Bringing people together to address the emotional and historical origins of societal conflicts.

Mission:

Our mission is to understand, and thereby help to overcome, the psychological barriers to peaceful resolution of conflict between communities, nations and cultures. The IDI facilitates reflective dialogues between representatives of groups in conflict, with the aim of learning about the historical and emotional basis for these troubled relationships, including the effect of past trauma on large group identity. We develop concepts and interventions aimed toward understanding emotionally-charged large group differences, and offer education, training and consultation to others engaged in this work.

 

History:

Founded by its current President Emeritus, Vamık D. Volkan, in 2007, the IDI has since met once or twice a year to discuss topics and examine processes related to international tensions, especially between the Middle East and the West. The IDI began as a project of the Erikson Institute of the Austen Riggs Center. Erik Erikson, a renowned humanist psychoanalyst and former member of the Riggs staff, pioneered the interdisciplinary, psychologically-informed study of cultural differences and national leadership. Now an independent organization, with charitable status in the United States, the IDI is grateful to have received support from various organizations and private donors. The IDI is a fully independent interest group, however, with no institutional obligations.

Methodology:

Meetings of the IDI focus on current issues and events related to international conflict.   Examples of those topics and discussions can be found in our reports. The work of the meetings begins with members, and sometimes invited guests, presenting informally but with first-hand information about the two or three central foci of a given meeting. This is followed by in-depth discussion, which develops understandings of the issues by exploring the key stories surrounding a given incident from a psychodynamic point of view.

By design, we also take note of our own group process. During discussion, participants, sometimes without realizing it, become, or are seen as, representatives of their own countries. Each member thus becomes an informal spokesperson for his or her large group, while at the same time maintaining individuality. This process allows group sentiments to be expressed more authentically.

The ensuing reflective dialogue may then provide insights into the emotional relationships between those countries, as they are perceived by the group at this moment in time. This level of understanding – informed by the study of group and organizational dynamics – adds new hypotheses and potential layers of meaning to the conceptual discussion and narrative understandings emerging so far.

Outcome:

IDI meetings have four broad outcomes. First, they develop psychological insights, concepts, narrative understandings and language that are useful in making sense of the emotional dynamics of international relationships and events. Examples of this include the ideas of “chosen trauma,” linking objects, the inability to mourn, large group identity dynamics and the inter-generational transmission of trauma.
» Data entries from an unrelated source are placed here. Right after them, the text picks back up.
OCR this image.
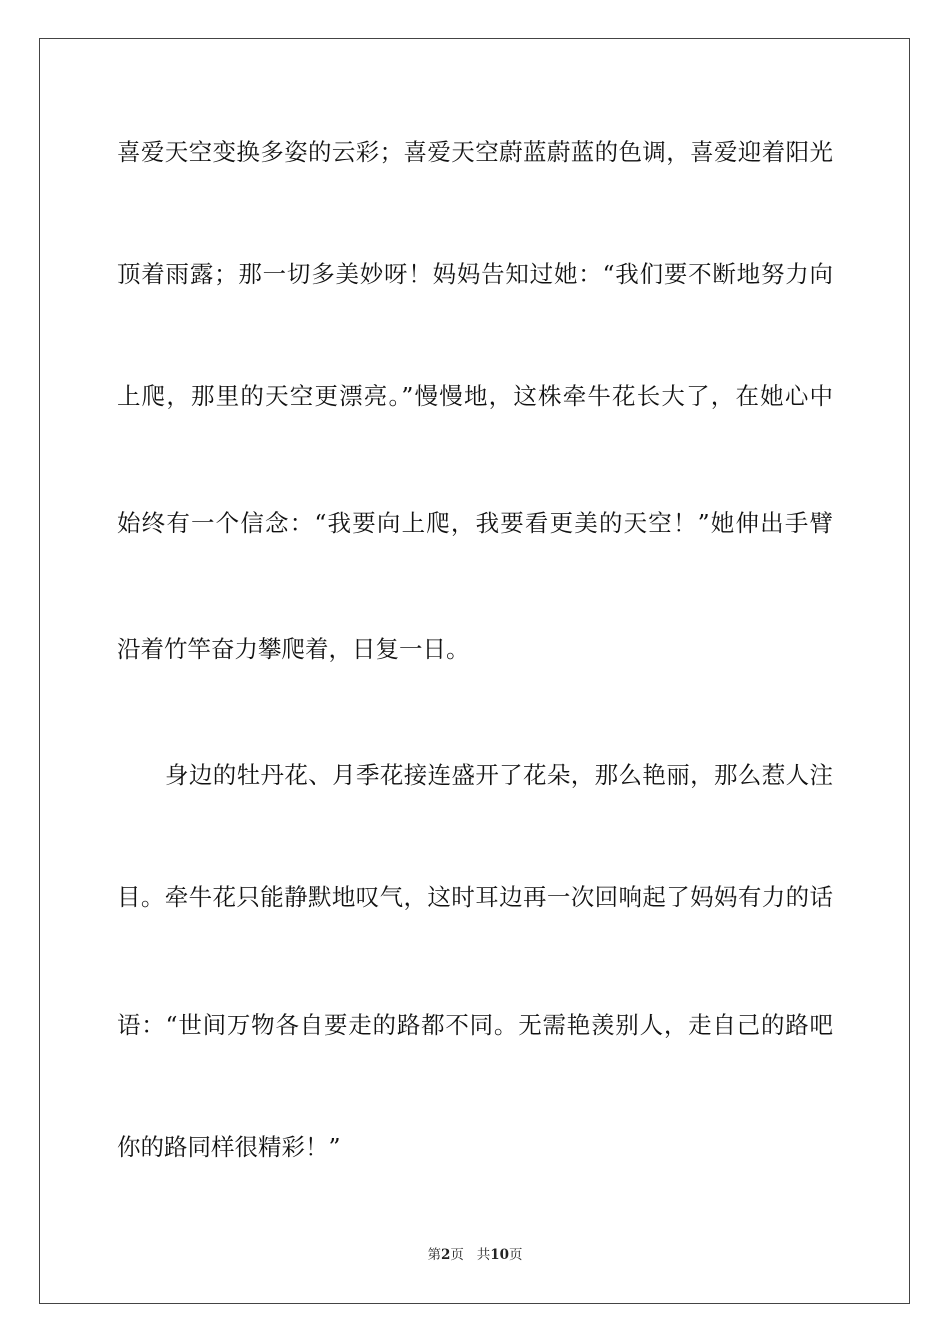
喜爱天空变换多姿的云彩；喜爱天空蔚蓝蔚蓝的色调，喜爱迎着阳光
顶着雨露；那一切多美妙呀！妈妈告知过她：“我们要不断地努力向
上爬，那里的天空更漂亮。”慢慢地，这株牵牛花长大了，在她心中
始终有一个信念：“我要向上爬，我要看更美的天空！”她伸出手臂
沿着竹竿奋力攀爬着，日复一日。
身边的牡丹花、月季花接连盛开了花朵，那么艳丽，那么惹人注
目。牵牛花只能静默地叹气，这时耳边再一次回响起了妈妈有力的话
语：“世间万物各自要走的路都不同。无需艳羡别人，走自己的路吧
你的路同样很精彩！”
第2页 共10页
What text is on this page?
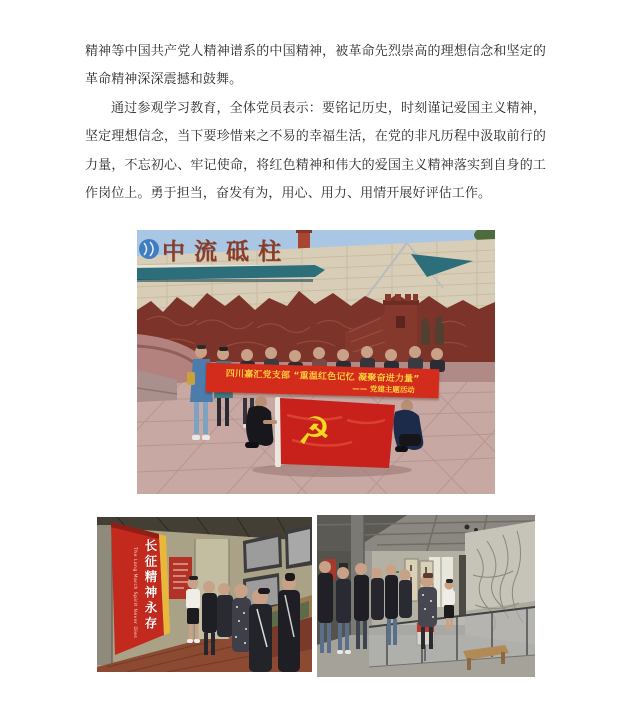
精神等中国共产党人精神谱系的中国精神，被革命先烈崇高的理想信念和坚定的革命精神深深震撼和鼓舞。

通过参观学习教育，全体党员表示：要铭记历史，时刻谨记爱国主义精神，坚定理想信念，当下要珍惜来之不易的幸福生活，在党的非凡历程中汲取前行的力量，不忘初心、牢记使命，将红色精神和伟大的爱国主义精神落实到自身的工作岗位上。勇于担当，奋发有为，用心、用力、用情开展好评估工作。

☭
中流砥柱
四川嘉汇党支部 “重温红色记忆 凝聚奋进力量”
—— 党建主题活动
The Long March Spirit Never Dies 长征精神永存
Second, the group develops a common language between psychologically trained participants and those who are diplomats, politicians or from other disciplines. This provides a model for transferring psychological insights in understandable ways to those who are responsible for diplomatic communications.

Third, the IDI functions as a conceptual sounding board and support group for those members currently engaged in consulting to governments and other societal groups.   It also provides a forum for learning from and refining group interventions carried out by members outside the meeting.

Finally, the IDI functions as a platform for its members to engage the broader public in dialogue. This occurs in various ways: through dissemination of books and papers, presentations, summaries of meeting discussions, and our Blog. We also organize dialogues and public events, sometimes associated with that year’s meeting.